En route to Porto, we stopped at the Vista Alegre Ceramic Museum in Ilhavo.
- Because it was a short drive to Porto, we had a late start after a leisurely buffet breakfast in hotel.
- We we loaded the car, it poured and we got drenched. The rain ended about 20 minutes later. Lucky us 🙁
- Vista Alegra ceramic factory
- We toured the factory ceramic museum
- We had a very small group tour of the associated chapel
- Apartment in Porto
- Coordinated our arrival at Porto apartment via text and Whatsapp
- The apartment was on a very busy boulevard with no parking
- We met the owner at a bus stop in front of building and they directed us to the nearby underground parking
- The garage ramp was VERY TIGHT, long, circular ramp.

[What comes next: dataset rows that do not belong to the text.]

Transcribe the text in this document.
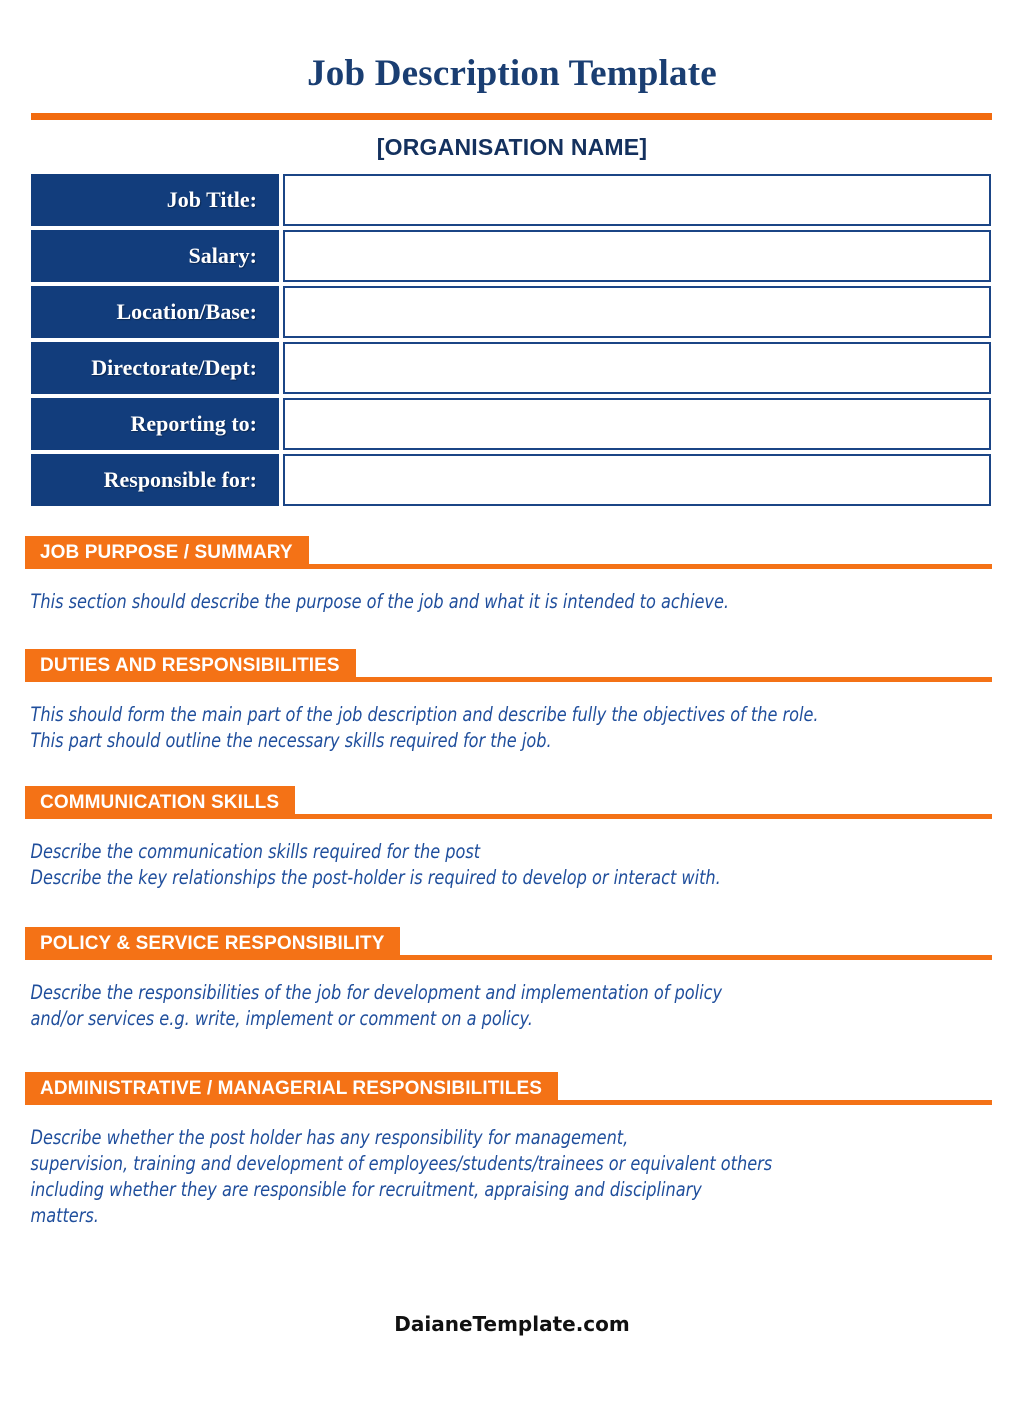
Job Description Template
[ORGANISATION NAME]
Job Title:
Salary:
Location/Base:
Directorate/Dept:
Reporting to:
Responsible for:
JOB PURPOSE / SUMMARY
This section should describe the purpose of the job and what it is intended to achieve.
DUTIES AND RESPONSIBILITIES
This should form the main part of the job description and describe fully the objectives of the role.
This part should outline the necessary skills required for the job.
COMMUNICATION SKILLS
Describe the communication skills required for the post
Describe the key relationships the post-holder is required to develop or interact with.
POLICY & SERVICE RESPONSIBILITY
Describe the responsibilities of the job for development and implementation of policy
and/or services e.g. write, implement or comment on a policy.
ADMINISTRATIVE / MANAGERIAL RESPONSIBILITILES
Describe whether the post holder has any responsibility for management,
supervision, training and development of employees/students/trainees or equivalent others
including whether they are responsible for recruitment, appraising and disciplinary
matters.
DaianeTemplate.com
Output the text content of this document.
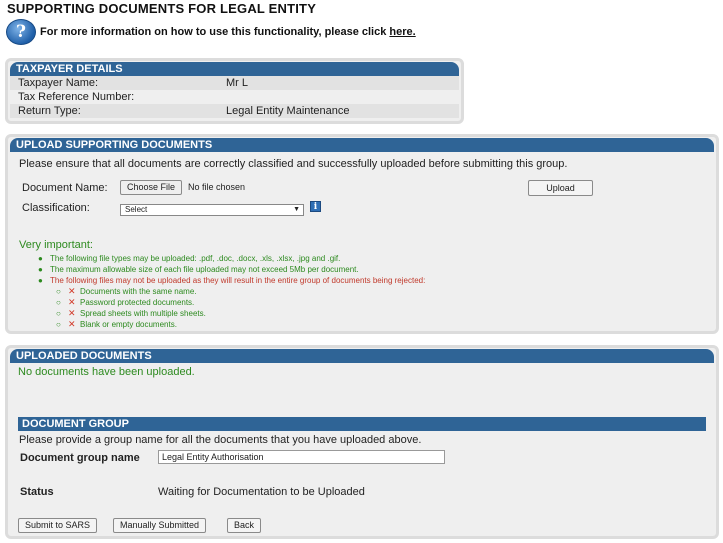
SUPPORTING DOCUMENTS FOR LEGAL ENTITY
?	For more information on how to use this functionality, please click here.
TAXPAYER DETAILS
Taxpayer Name:	Mr L
Tax Reference Number:
Return Type:	Legal Entity Maintenance
UPLOAD SUPPORTING DOCUMENTS
Please ensure that all documents are correctly classified and successfully uploaded before submitting this group.
Document Name:	Choose File	No file chosen	Upload
Classification:	Select	▼	i
Very important:
● The following file types may be uploaded: .pdf, .doc, .docx, .xls, .xlsx, .jpg and .gif.
● The maximum allowable size of each file uploaded may not exceed 5Mb per document.
● The following files may not be uploaded as they will result in the entire group of documents being rejected:
○ ✕ Documents with the same name.
○ ✕ Password protected documents.
○ ✕ Spread sheets with multiple sheets.
○ ✕ Blank or empty documents.
UPLOADED DOCUMENTS
No documents have been uploaded.
DOCUMENT GROUP
Please provide a group name for all the documents that you have uploaded above.
Document group name	Legal Entity Authorisation
Status	Waiting for Documentation to be Uploaded
Submit to SARS	Manually Submitted	Back
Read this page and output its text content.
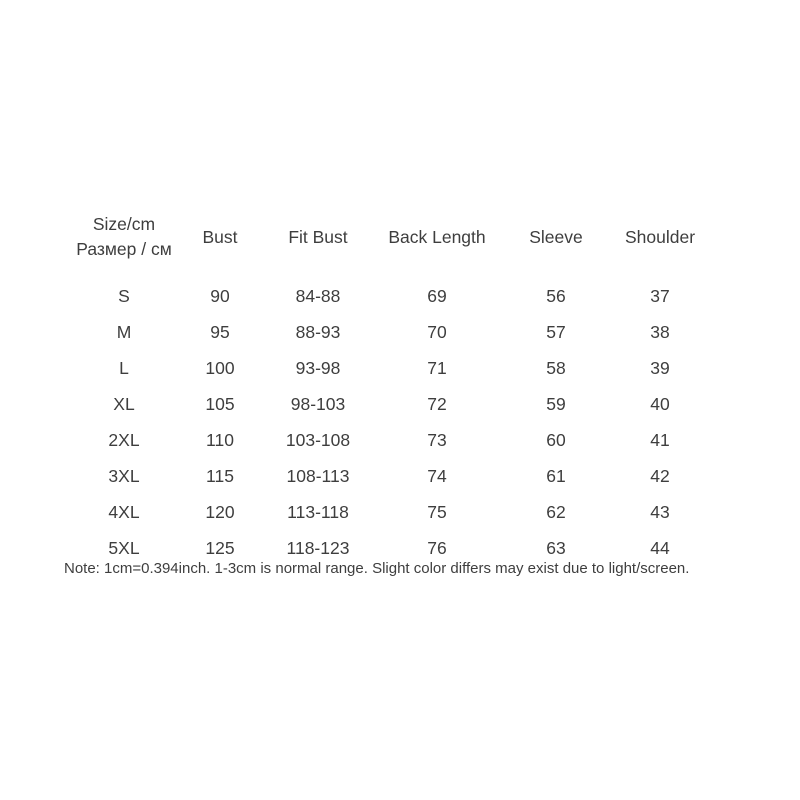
Size/cm
Размер / см	Bust	Fit Bust	Back Length	Sleeve	Shoulder
S	90	84-88	69	56	37
M	95	88-93	70	57	38
L	100	93-98	71	58	39
XL	105	98-103	72	59	40
2XL	110	103-108	73	60	41
3XL	115	108-113	74	61	42
4XL	120	113-118	75	62	43
5XL	125	118-123	76	63	44
Note: 1cm=0.394inch. 1-3cm is normal range. Slight color differs may exist due to light/screen.
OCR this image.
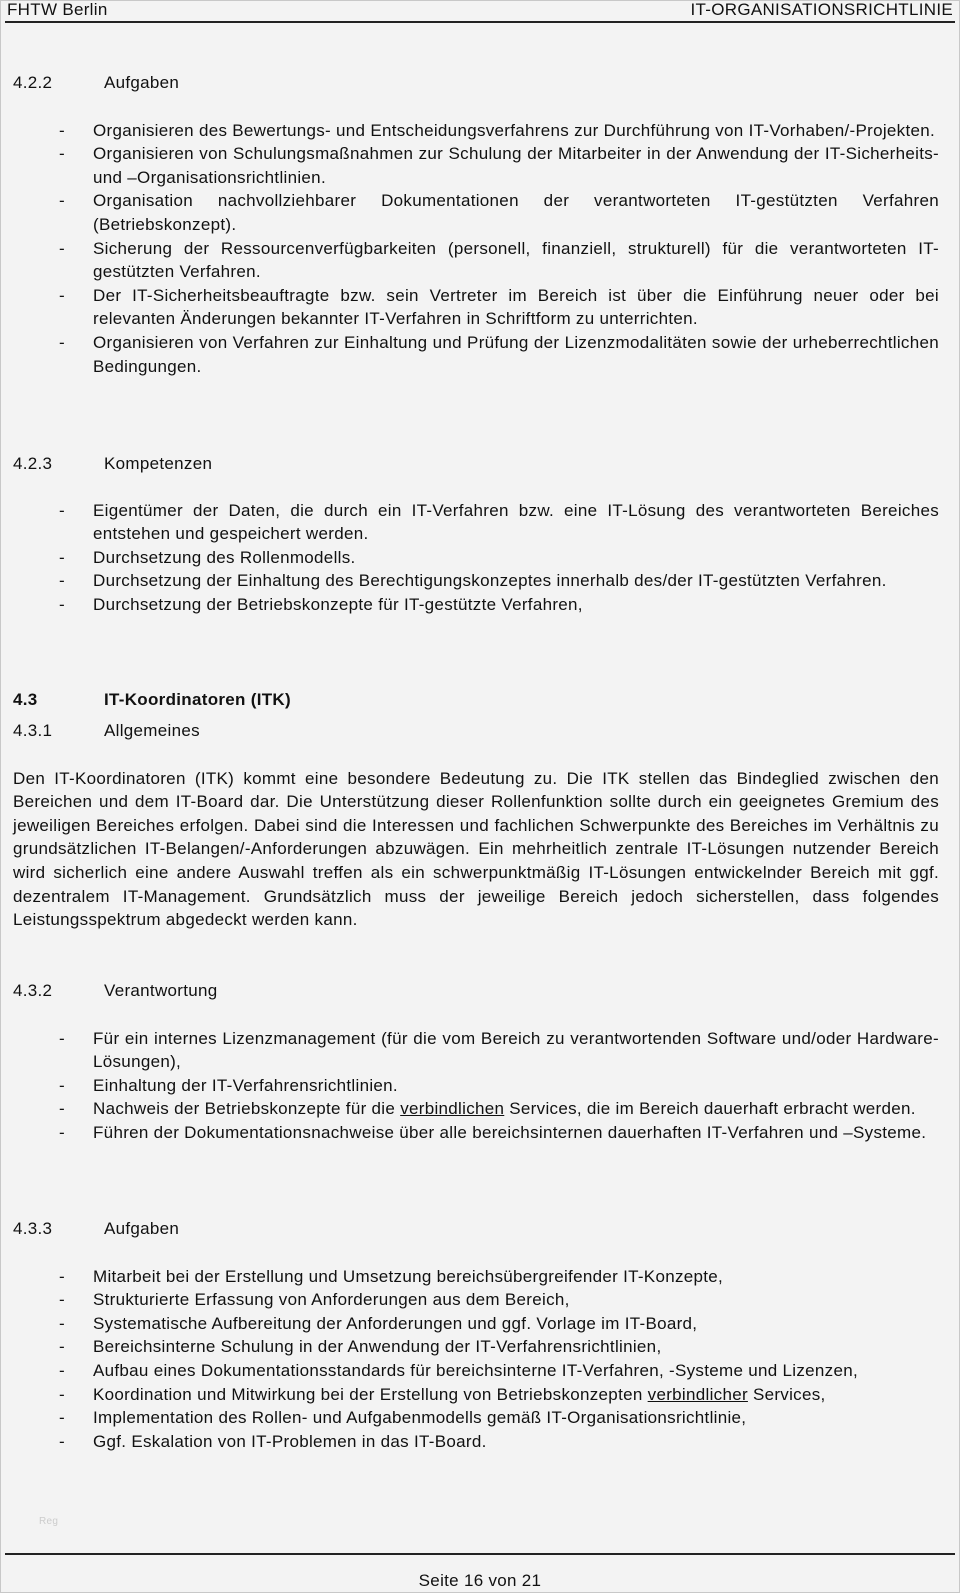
FHTW Berlin	IT-ORGANISATIONSRICHTLINIE
4.2.2	Aufgaben
- Organisieren des Bewertungs- und Entscheidungsverfahrens zur Durchführung von IT-Vorhaben/-Projekten.
- Organisieren von Schulungsmaßnahmen zur Schulung der Mitarbeiter in der Anwendung der IT-Sicherheits- und –Organisationsrichtlinien.
- Organisation nachvollziehbarer Dokumentationen der verantworteten IT-gestützten Verfahren (Betriebskonzept).
- Sicherung der Ressourcenverfügbarkeiten (personell, finanziell, strukturell) für die verantworteten IT-gestützten Verfahren.
- Der IT-Sicherheitsbeauftragte bzw. sein Vertreter im Bereich ist über die Einführung neuer oder bei relevanten Änderungen bekannter IT-Verfahren in Schriftform zu unterrichten.
- Organisieren von Verfahren zur Einhaltung und Prüfung der Lizenzmodalitäten sowie der urheberrechtlichen Bedingungen.
4.2.3	Kompetenzen
- Eigentümer der Daten, die durch ein IT-Verfahren bzw. eine IT-Lösung des verantworteten Bereiches entstehen und gespeichert werden.
- Durchsetzung des Rollenmodells.
- Durchsetzung der Einhaltung des Berechtigungskonzeptes innerhalb des/der IT-gestützten Verfahren.
- Durchsetzung der Betriebskonzepte für IT-gestützte Verfahren,
4.3	IT-Koordinatoren (ITK)
4.3.1	Allgemeines
Den IT-Koordinatoren (ITK) kommt eine besondere Bedeutung zu. Die ITK stellen das Bindeglied zwischen den Bereichen und dem IT-Board dar. Die Unterstützung dieser Rollenfunktion sollte durch ein geeignetes Gremium des jeweiligen Bereiches erfolgen. Dabei sind die Interessen und fachlichen Schwerpunkte des Bereiches im Verhältnis zu grundsätzlichen IT-Belangen/-Anforderungen abzuwägen. Ein mehrheitlich zentrale IT-Lösungen nutzender Bereich wird sicherlich eine andere Auswahl treffen als ein schwerpunktmäßig IT-Lösungen entwickelnder Bereich mit ggf. dezentralem IT-Management. Grundsätzlich muss der jeweilige Bereich jedoch sicherstellen, dass folgendes Leistungsspektrum abgedeckt werden kann.
4.3.2	Verantwortung
- Für ein internes Lizenzmanagement (für die vom Bereich zu verantwortenden Software und/oder Hardware-Lösungen),
- Einhaltung der IT-Verfahrensrichtlinien.
- Nachweis der Betriebskonzepte für die verbindlichen Services, die im Bereich dauerhaft erbracht werden.
- Führen der Dokumentationsnachweise über alle bereichsinternen dauerhaften IT-Verfahren und –Systeme.
4.3.3	Aufgaben
- Mitarbeit bei der Erstellung und Umsetzung bereichsübergreifender IT-Konzepte,
- Strukturierte Erfassung von Anforderungen aus dem Bereich,
- Systematische Aufbereitung der Anforderungen und ggf. Vorlage im IT-Board,
- Bereichsinterne Schulung in der Anwendung der IT-Verfahrensrichtlinien,
- Aufbau eines Dokumentationsstandards für bereichsinterne IT-Verfahren, -Systeme und Lizenzen,
- Koordination und Mitwirkung bei der Erstellung von Betriebskonzepten verbindlicher Services,
- Implementation des Rollen- und Aufgabenmodells gemäß IT-Organisationsrichtlinie,
- Ggf. Eskalation von IT-Problemen in das IT-Board.
Reg
Seite 16 von 21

While Marty maneuvered the car down the ramp, I was looking out the window aid in making the turns
- Note: The ramp is one way at a time. It uses RED/GREEN traffic lights to indicate if it is safe to drive up/down the ramp
- We didn’t move the car until we left Porto
- Great apartment in what appears to be good location
- We earned our afternoon rest period
- Dinner was at A Lojinha Do Leitae
- Sucking pig plate – not fancy but good food
- After dinner, we walked down boulevard and took photos of the lighted buildings
- We visited the fancy Imperial McDonald’s with crystal chandeliers
Vista Alegre (Ílhavo ) (Rough Guide) Vista Alegre
Portugal’s celebrated Vista Alegre porcelain works was established in 1824 at Ílhavo, around 5km southwest of Aveiro. It soon acquired royal patronage and expanded from a simple porcelain and glass factory to an estate with its own workers’ village, along the lines of the model villages built by enlightened British entrepreneurs of the period. Today, there’s a museum , the founder’s palace , and a tiled and frescoed seventeenth-century chapel to visit, as well as a Vista Alegre shop (porcelain, crystal, silverware) and factory shop for seconds.
“Imperial McDonald’s” (Rick Steves)
Directly to the right of King Pedro, hiding behind the trees, is the “Imperial McDonald’s” —one of the fanciest in Europe (formerly the Imperial Café). Check it out, and ponder the battle of cultural elegance against global economic efficiency.